Park View Seniors Graduate

NASA Rep Returns to Alma Mater

Park View High School seniors draped in red, white and blue filed into George Mason University’s Patriot Center Friday morning to receive their diplomas.

Principal Virginia Minshew asked students if they believed they learn something from every experience.

"Change is what makes life interesting," Minshew said. "The choices you have made will define you."

Having said that, she introduced Park View High School’s top-10 students, including salutatorian Kimberly Bien and valedictorian Rachel Bingaman. Bien introduced the guest speaker, Anna-Maria Rivas McGowan.

Park View High School graduate and NASA project manager Anna-Maria Rivas McGowan returned to her alma mater Friday, to give the Class of 2006 some advice.
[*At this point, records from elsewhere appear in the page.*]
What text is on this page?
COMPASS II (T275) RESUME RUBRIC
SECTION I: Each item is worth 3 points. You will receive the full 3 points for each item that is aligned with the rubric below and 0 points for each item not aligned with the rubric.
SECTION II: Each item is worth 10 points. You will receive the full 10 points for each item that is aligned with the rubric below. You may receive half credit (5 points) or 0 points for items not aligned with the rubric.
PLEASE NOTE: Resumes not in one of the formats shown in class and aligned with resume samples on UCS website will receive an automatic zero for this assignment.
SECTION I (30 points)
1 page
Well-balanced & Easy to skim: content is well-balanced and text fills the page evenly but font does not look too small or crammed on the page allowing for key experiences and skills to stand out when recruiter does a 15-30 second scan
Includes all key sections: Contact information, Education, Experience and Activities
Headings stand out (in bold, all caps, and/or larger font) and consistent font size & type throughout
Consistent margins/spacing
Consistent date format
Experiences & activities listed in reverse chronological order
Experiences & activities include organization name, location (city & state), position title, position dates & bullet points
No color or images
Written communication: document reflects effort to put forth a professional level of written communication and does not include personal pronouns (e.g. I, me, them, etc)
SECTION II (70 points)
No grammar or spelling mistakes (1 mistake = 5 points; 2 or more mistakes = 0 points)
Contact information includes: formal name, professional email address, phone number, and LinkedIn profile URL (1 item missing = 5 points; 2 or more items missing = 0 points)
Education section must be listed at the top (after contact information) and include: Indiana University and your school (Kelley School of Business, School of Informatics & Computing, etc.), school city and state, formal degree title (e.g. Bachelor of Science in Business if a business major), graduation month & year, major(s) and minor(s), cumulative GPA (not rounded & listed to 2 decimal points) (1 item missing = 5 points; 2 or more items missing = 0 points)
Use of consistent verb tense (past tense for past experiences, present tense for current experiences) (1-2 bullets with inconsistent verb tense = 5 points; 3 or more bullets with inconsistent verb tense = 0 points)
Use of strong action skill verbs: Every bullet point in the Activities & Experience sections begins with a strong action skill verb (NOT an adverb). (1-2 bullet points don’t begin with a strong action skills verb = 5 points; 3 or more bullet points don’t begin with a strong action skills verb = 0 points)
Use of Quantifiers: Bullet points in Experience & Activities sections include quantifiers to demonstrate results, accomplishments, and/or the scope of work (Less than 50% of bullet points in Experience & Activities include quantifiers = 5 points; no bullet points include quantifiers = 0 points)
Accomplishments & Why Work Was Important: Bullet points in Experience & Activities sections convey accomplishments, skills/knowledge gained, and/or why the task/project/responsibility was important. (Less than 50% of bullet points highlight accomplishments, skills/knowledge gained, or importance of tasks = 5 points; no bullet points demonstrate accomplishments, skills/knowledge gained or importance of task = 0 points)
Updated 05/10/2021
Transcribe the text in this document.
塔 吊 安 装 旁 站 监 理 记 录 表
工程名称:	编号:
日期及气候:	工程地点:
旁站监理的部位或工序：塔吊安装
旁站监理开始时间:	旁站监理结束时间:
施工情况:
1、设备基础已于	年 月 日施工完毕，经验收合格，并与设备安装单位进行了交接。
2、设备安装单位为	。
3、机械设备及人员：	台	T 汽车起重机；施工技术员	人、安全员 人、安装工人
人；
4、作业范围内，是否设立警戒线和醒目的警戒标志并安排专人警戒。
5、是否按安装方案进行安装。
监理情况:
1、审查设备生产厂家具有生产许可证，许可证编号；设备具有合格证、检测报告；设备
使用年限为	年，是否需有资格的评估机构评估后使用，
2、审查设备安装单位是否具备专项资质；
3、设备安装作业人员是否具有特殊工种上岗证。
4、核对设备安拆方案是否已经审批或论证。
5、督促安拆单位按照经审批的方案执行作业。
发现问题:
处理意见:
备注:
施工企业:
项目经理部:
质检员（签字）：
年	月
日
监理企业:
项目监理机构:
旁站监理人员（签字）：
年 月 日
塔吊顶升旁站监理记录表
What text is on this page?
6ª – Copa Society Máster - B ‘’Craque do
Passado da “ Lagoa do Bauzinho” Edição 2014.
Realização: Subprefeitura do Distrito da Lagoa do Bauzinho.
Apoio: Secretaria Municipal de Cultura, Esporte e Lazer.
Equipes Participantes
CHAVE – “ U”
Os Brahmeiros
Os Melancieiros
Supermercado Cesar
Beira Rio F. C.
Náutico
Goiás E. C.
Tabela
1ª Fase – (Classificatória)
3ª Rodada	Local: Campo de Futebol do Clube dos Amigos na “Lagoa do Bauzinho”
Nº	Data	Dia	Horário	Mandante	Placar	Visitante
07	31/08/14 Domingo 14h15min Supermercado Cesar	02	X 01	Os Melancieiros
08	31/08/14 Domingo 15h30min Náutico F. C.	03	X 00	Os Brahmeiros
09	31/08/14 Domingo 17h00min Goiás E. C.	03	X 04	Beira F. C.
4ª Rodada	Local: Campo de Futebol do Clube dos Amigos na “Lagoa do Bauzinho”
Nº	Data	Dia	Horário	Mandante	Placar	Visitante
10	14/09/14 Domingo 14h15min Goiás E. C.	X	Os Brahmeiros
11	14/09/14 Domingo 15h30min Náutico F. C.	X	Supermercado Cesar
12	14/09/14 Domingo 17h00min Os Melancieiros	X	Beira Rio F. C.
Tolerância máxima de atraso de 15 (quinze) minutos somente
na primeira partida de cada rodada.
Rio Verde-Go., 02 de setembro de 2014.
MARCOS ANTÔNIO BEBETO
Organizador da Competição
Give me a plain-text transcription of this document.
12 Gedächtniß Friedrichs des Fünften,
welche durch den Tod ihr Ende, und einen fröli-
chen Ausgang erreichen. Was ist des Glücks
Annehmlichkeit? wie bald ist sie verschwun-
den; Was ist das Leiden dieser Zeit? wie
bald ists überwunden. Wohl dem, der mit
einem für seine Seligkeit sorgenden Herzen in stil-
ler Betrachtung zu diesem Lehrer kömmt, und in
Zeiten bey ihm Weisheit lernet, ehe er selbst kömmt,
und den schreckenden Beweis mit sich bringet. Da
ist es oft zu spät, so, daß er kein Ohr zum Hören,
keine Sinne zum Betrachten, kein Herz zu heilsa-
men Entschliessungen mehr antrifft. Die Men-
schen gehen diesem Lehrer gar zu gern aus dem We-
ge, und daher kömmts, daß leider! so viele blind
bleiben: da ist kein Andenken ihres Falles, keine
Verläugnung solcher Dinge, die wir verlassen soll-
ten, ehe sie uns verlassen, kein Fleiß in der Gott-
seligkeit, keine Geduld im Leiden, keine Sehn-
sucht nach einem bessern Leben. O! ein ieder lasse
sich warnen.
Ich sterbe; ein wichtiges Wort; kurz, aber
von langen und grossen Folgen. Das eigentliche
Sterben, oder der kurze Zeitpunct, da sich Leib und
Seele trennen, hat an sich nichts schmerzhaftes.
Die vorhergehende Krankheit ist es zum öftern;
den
After she graduated in 1987, Rivas McGowan received a bachelor of science in aeronautical and astronautical engineering from Purdue University and a master of science in aerospace engineering from Old Dominion University.

Rivas McGowan has 13 years experience in aerospace engineering and technology development and is one of NASA’s leaders in smart structures technologies for aerospace vehicles.

"Own your future," she said. "Mold it. Make it what you want it to be. Question every single decision you make."

Rivas McGowan described growing up in Sterling in the '80s. Sterling had one stoplight and it was actually cool to like Michael Jackson, she joked.

"Park View High School is much more diverse now," Rivas McGowan said.

The audience applauded.

"I was embarrassed by my culture, by the sound of my parents' accent" Rivas McGowan, who’s parents are from Trinidad and Tobago, said. "Now I am so proud of it. It makes me who I am. Embrace your culture."

In closing, the rocket scientist wished the Class of 2006 good luck.

"Success may mean starting a church, starting a family," she said. "Define your mission."

Rachel Bingaman delivered her farewell. She choked back tears as she described growing up in Park View’s hallways.

"It will never be the same," Bingaman said. "We have no other option but to grow up."

At the close of her speech, she referred to the children’s movie "Finding Nemo." She reminded parents to let go of their children and for children to "just keep swimming, just keep swimming."